The space requirement for effective food service is often underestimated, particularly by architects and initial planners. Whether the operation is based around waited service or tray-line style, you can minimise queuing by the provision of multi pick-up and service points.  The Victor Banquet Line Series and BLANCO food service stations as well as CAMBRO’s hardwearing Salad Bars provide cost effective solutions to minimise queuing speeding up food service. Remember the importance of factoring in adequate space for hot and cold holding of prepared food ready for service. If it's a large site e.g. hospital, counters may need to be replenished several times during a service period. In an a la carte restaurant or hotel banqueting you must allow for sufficient space for plating up and hot pass.
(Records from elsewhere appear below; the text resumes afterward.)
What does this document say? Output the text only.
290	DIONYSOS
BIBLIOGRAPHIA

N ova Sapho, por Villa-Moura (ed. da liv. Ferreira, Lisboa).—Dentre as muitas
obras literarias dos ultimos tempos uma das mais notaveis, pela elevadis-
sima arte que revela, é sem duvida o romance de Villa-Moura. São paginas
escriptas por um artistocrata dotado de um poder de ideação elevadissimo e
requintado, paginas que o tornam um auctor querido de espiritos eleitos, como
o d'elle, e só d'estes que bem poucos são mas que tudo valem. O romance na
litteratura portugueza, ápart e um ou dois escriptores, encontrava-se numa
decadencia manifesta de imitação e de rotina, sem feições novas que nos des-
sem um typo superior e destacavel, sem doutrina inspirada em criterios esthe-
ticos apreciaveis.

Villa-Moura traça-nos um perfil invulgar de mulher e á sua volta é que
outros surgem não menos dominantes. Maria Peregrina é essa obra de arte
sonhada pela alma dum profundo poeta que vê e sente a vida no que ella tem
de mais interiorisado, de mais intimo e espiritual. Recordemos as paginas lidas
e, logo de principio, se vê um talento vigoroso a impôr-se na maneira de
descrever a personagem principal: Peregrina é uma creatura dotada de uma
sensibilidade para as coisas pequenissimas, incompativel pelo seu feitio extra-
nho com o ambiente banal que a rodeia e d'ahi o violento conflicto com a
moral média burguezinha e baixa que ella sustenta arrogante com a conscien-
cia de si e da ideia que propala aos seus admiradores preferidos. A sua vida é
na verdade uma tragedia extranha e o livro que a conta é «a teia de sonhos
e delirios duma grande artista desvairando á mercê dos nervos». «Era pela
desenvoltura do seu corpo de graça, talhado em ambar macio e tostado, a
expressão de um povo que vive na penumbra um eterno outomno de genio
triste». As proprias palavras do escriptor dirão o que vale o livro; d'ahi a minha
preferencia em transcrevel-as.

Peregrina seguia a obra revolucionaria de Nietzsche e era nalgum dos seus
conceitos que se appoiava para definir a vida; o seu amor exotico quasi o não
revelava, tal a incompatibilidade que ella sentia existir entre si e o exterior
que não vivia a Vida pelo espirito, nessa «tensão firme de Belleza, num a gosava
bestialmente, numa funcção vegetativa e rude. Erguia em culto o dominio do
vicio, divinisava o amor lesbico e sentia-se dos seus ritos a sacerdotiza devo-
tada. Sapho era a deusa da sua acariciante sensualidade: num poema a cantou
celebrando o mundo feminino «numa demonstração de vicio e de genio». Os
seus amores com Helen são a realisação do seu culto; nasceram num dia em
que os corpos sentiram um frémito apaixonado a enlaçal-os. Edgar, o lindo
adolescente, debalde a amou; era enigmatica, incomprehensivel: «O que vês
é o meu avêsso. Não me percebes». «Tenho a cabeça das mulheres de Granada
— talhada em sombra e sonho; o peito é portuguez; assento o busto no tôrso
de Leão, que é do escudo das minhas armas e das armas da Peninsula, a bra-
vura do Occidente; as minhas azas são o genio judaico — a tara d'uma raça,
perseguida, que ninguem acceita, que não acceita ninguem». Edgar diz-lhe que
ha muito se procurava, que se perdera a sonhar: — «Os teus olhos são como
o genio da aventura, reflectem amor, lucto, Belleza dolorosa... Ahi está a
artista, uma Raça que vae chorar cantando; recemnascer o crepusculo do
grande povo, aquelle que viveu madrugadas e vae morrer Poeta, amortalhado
From a food safety perspective where possible, locate the service point close to the final cooking process to avoid double handling.
Best Practice
  • Cover food until use and protect against contamination.
  • Handle food as little as possible.
  • Don’t take food out of storage until it is necessary.
  • Think ahead – allow enough time for thawing, cooking and cooling- and aim to serve or sell food as soon as possible after it has been prepared.
  • Keep hot food really hot, 63ºC or hotter for no more than 2 hours.
  • Keep cold food really cold ideally at 5 ºC or cooler.
  • Hold cutlery and cups by their handles.
  • Clean and disinfect all food contact surfaces at all times.
  • In self service areas provide food servers such as tongs, spoons or slices, replace regularly with clean ones.
  • Where staff use scales to weigh raw meat, poultry, fish or any other high risk food, they should place a clean sheet of food paper on the weighing platform first to prevent cross contamination.
  • Cooler and freezer storage equipment should be rust free, easy to clean and have slotted shelves.
  • Foodservice equipment should be easy to clean with smooth surfaces and rounded corners and should be free of cracks and dents.

 Recommended Products

Hazards

Temperature Abuse
Improper control of safe food temperatures during holding and transporting can create rapid growth of harmful bacteria. Lack of consistent and effective temperature checks and documentation for hot and cold foods increases the risks of unsafe food holding temperatures and a food-borne illness outbreak.
Cross Contamination
Raw and prepared foods stored in the same holding compartment can spill and cross contaminate contents. Mixing prepared foods from one container into another can mix harmful bacteria from unsafe food into a full container of safe food.